Mostly useful as a way of teaching how the rendering pipeline in hardware works.
A day ago, I saw this post Asking how to create a software renderer.
I started writing my response, and it looked something like this:
One should not create a software rasterizer unless they are giant masochists. However, if you were to do it, and first you need to ....
After a while I stopped. After writing my tutorial on how to make a C++ rasterizer in english, I realized it was nearly unreadable.
New idea: I'll just write the tutorial in pseudocode. Then, I looked at the pseudocode. It was unreadable because it wasn't quite a language
New idea: I'll write the skeleton of the header with comments explaining what to put in the code! I did this.
Surely you can see where this is going.
I ended up actually filling in the code, and implementing a simple rasterization pipeline all in one C++11 header standalone header file.
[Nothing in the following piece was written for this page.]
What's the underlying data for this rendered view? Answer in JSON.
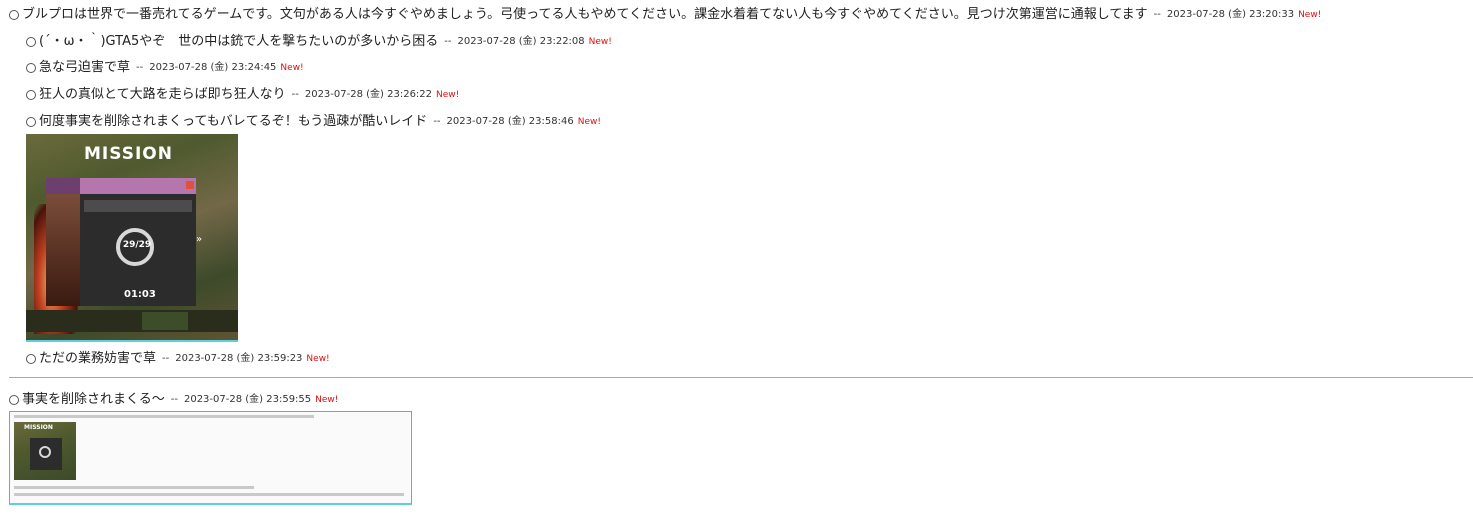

The interface is similar to a dramatically simplified version of OpenGL2.0 with shader support, that is only capable of drawing interleaved arrays of vertices from index buffers.
There are a couple examples showing how you use it, and I'll add comments or a tutorial to explain the code at a later date.
##Dependencies##
It needs Eigen3 for the main header, cmake to build the examples, and CImg (to display) the animation and texturing example.